Jonah Lehrer, the super star science writer, has resigned from The New Yorker and admitted that quotes that he attributed to Bob Dylan in his latest book, Imagine, don’t exist.
The New York Times‘ Media Decoder blog received a statement from Lehrer in which he admits the quotes in question “either did not exist, were unintentional misquotations, or represented improper combinations of previously existing quotes.”

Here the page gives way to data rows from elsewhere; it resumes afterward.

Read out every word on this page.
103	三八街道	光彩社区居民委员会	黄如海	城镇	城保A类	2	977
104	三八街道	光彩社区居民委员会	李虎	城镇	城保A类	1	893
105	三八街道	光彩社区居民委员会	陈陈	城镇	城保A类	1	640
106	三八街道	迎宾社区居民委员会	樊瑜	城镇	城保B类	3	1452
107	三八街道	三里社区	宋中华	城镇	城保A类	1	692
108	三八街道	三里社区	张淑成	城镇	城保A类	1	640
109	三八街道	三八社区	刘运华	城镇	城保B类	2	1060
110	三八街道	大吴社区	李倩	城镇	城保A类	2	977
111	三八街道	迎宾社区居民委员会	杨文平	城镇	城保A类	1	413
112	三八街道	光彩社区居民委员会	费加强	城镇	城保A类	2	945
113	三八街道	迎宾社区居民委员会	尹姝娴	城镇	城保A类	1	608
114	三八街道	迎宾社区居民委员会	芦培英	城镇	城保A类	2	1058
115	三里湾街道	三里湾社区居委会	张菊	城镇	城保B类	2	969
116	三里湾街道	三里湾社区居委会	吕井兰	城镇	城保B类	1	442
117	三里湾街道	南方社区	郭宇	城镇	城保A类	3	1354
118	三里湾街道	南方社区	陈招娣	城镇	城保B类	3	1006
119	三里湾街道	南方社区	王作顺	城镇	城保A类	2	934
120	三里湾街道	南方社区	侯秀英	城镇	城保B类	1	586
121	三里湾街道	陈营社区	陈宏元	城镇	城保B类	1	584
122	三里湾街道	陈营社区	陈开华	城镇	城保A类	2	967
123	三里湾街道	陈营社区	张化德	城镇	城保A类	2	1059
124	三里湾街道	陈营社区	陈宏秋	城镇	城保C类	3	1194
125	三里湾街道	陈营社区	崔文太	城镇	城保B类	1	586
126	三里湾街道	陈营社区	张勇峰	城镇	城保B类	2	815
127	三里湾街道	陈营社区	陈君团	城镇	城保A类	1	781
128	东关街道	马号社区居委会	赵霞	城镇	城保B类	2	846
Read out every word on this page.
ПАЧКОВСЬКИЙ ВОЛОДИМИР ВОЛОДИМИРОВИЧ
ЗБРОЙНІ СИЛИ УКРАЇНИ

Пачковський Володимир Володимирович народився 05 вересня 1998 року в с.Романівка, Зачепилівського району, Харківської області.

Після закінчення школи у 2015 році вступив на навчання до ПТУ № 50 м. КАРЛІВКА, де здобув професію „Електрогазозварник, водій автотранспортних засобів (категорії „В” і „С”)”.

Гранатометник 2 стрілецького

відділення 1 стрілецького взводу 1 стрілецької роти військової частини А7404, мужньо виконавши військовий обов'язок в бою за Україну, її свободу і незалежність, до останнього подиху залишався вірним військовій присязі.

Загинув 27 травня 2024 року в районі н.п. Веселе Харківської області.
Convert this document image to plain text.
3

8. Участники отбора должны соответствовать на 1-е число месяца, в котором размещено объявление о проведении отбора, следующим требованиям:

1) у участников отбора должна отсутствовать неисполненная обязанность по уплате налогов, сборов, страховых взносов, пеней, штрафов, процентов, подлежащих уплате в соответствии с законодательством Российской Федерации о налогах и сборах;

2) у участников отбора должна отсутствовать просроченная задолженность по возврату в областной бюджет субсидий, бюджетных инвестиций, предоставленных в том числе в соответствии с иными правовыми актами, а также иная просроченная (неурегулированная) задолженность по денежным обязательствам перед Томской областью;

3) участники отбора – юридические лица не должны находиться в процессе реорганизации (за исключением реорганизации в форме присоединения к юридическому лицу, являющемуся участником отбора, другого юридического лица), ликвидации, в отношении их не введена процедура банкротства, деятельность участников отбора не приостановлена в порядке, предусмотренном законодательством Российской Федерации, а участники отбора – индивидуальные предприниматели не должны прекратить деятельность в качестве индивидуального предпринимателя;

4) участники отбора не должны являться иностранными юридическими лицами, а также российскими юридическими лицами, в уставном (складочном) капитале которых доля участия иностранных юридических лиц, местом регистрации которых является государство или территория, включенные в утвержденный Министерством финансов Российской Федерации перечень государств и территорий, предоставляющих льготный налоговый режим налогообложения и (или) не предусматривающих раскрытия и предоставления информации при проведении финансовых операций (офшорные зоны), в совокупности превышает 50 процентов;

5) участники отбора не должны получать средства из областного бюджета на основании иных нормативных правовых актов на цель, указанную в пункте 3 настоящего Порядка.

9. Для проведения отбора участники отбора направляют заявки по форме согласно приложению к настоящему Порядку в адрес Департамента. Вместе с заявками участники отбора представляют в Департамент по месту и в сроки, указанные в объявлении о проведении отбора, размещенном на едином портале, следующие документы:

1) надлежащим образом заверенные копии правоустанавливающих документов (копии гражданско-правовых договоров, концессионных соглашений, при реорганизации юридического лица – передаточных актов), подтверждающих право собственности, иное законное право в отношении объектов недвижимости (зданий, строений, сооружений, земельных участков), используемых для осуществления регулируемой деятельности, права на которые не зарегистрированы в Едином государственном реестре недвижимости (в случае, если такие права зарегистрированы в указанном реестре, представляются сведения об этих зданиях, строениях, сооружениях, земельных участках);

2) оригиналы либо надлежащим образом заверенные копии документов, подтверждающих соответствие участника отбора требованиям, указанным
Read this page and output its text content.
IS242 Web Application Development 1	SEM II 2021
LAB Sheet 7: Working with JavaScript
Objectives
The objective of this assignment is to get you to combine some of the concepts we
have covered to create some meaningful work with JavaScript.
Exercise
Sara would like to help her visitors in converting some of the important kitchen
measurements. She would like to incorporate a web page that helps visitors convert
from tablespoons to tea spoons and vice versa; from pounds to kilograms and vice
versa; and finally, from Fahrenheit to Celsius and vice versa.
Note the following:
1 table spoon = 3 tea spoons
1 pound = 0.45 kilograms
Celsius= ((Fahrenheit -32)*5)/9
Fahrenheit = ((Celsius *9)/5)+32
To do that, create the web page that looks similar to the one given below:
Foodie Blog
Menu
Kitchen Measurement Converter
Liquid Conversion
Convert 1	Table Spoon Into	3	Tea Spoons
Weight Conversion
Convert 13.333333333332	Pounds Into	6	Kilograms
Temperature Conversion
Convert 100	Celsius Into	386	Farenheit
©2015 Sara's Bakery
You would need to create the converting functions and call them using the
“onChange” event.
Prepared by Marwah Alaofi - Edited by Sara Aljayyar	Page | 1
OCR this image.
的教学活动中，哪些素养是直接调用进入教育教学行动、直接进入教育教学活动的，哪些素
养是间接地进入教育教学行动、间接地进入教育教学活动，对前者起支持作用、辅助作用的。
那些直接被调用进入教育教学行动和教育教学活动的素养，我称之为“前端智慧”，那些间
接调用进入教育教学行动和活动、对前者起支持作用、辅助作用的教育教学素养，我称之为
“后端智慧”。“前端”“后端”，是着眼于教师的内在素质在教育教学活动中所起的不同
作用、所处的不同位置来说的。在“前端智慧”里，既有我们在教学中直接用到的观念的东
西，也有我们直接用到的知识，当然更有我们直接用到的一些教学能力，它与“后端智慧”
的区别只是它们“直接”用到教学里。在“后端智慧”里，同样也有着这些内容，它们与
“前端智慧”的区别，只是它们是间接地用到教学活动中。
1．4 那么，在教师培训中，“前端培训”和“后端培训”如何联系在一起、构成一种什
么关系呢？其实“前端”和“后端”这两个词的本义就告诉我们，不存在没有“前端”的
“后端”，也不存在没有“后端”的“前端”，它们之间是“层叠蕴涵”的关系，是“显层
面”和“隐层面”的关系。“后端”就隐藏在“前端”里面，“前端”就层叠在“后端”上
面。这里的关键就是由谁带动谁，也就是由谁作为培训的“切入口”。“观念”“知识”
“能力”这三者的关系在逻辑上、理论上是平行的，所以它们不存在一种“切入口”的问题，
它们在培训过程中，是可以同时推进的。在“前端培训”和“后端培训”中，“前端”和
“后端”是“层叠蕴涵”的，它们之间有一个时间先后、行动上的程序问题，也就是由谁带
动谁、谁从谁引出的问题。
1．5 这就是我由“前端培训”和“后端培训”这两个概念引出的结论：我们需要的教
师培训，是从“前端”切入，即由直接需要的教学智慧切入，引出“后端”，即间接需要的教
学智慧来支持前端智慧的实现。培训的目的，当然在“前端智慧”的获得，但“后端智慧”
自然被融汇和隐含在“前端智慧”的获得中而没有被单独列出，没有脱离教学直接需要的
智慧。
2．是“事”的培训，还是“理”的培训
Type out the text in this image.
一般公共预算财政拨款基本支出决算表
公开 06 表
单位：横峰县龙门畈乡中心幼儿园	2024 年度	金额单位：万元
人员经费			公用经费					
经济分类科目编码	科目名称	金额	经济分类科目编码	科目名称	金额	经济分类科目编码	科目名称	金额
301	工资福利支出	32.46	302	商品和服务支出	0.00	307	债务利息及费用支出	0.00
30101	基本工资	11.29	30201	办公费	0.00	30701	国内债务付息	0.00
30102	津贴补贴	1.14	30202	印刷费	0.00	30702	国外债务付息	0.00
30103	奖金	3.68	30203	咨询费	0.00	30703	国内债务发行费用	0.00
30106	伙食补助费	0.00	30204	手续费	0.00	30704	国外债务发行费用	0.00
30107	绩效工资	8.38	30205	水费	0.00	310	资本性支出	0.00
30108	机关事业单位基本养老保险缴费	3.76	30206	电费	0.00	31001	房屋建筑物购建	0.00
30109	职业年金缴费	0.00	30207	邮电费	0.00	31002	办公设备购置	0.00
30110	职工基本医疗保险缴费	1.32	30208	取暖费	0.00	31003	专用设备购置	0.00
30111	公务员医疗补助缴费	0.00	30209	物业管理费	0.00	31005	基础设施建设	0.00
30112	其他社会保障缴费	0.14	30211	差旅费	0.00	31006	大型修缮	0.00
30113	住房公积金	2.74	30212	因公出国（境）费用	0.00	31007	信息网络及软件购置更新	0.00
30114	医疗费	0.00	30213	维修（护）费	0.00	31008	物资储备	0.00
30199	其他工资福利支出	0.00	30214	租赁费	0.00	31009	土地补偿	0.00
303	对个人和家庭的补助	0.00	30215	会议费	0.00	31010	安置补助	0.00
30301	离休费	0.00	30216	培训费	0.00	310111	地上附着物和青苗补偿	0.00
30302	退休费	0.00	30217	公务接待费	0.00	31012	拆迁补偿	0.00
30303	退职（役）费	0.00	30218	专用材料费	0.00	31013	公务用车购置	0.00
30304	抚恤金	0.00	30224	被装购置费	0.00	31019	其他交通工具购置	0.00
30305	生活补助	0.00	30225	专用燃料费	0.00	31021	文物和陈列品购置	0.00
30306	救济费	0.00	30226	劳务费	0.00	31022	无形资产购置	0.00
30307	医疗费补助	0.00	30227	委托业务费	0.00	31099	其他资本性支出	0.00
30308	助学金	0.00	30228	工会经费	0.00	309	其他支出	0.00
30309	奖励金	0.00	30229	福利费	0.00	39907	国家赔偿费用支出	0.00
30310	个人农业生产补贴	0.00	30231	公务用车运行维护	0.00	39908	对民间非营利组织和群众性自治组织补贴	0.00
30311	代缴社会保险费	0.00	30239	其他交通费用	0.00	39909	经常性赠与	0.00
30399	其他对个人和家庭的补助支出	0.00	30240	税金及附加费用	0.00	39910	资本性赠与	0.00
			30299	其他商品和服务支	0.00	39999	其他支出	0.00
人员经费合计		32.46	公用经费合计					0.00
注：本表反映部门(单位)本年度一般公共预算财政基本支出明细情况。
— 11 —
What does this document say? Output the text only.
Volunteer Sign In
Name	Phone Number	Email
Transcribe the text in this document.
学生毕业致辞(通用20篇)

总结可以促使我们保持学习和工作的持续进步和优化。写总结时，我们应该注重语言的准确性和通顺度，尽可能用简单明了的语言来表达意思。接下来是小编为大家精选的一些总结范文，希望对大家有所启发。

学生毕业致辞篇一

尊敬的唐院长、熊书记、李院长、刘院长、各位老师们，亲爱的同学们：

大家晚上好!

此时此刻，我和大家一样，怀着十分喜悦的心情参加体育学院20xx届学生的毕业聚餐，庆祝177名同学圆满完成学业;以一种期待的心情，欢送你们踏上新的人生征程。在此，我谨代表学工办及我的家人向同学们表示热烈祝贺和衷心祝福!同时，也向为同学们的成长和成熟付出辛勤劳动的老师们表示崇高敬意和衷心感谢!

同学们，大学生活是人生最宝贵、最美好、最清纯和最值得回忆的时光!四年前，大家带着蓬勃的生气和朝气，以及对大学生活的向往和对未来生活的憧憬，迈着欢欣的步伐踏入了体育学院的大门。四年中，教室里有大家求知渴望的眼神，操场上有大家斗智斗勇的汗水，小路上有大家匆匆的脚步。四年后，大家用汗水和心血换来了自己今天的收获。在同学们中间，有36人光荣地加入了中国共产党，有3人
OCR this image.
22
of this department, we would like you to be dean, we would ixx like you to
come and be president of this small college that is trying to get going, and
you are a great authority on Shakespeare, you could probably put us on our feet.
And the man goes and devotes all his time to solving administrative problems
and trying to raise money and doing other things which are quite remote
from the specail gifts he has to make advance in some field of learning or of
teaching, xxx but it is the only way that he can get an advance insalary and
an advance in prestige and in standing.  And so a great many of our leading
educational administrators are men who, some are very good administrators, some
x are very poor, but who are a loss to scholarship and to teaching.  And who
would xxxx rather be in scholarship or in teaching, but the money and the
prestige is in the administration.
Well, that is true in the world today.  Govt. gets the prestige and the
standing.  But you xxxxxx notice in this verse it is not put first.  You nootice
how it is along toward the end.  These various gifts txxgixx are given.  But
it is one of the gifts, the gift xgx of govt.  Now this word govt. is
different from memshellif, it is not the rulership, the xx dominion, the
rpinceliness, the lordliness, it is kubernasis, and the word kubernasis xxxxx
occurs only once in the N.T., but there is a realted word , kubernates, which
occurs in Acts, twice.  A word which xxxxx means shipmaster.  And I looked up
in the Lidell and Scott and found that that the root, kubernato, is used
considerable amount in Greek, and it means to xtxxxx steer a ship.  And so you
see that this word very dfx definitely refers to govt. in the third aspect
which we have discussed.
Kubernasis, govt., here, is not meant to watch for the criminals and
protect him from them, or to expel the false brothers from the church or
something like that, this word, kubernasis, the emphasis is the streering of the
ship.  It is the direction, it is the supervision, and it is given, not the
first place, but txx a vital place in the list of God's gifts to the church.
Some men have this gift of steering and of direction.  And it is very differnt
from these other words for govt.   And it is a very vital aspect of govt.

“I understand the gravity of my position. I want to apologize to everyone I have let down, especially my editors and readers. I also owe a sincere apology to Mr. Moynihan. I will do my best to correct the record and ensure that my misquotations and mistakes are fixed. I have resigned my position as staff writer at The New Yorker.”
A journalist for Tablet Magazine, Michael C. Moynihan, was the first to question the Dylan quotes.
As Moynihan explains in a piece today, he is a huge Dylan fan and some of the quotes sounded suspect. When he first approached Lehrer, after doing some research, Lehrer lied about the quotes.
He told him that some of the quotes came from an extended and unreleased interview Dylan gave for the Martin Scorsese’s documentary No Direction Home. In other instances, Lehrer told him that quotes had come from a radio show hosted by Dylan. There were no transcriptions for the show and it ran for three years, so fact-checking it would have been difficult.
Here’s the money paragraph from Moynihan’s piece:
“Over the next three weeks, Lehrer stonewalled, misled and, eventually, outright lied to me. Yesterday, Lehrer finally confessed that he has never met or corresponded with Jeff Rosen, Dylan’s manager; he has never seen an unexpurgated version of Dylan’s interview for No Direction Home, something he offered up to stymie my search; that a missing quote he claimed could be found in an episode of Dylan’s ‘Theme Time Radio Hour’ cannot , in fact, be found there; and that a 1995 radio interview, supposedly available in a printed collection of Dylan interviews called The Fiddler Now Upspoke, also didn’t exist. When, three weeks after our first contact, I asked Lehrer to explain his deceptions, he responded, for the first time in our communication, forthrightly: ‘I couldn’t find the original sources,’ he said. ‘I panicked. And I’m deeply sorry for lying.’”
The New Yorker has not yet issued a statement. Lehrer caused a bit of controversy in June when he admitted he had recycled some of his work on his blogs.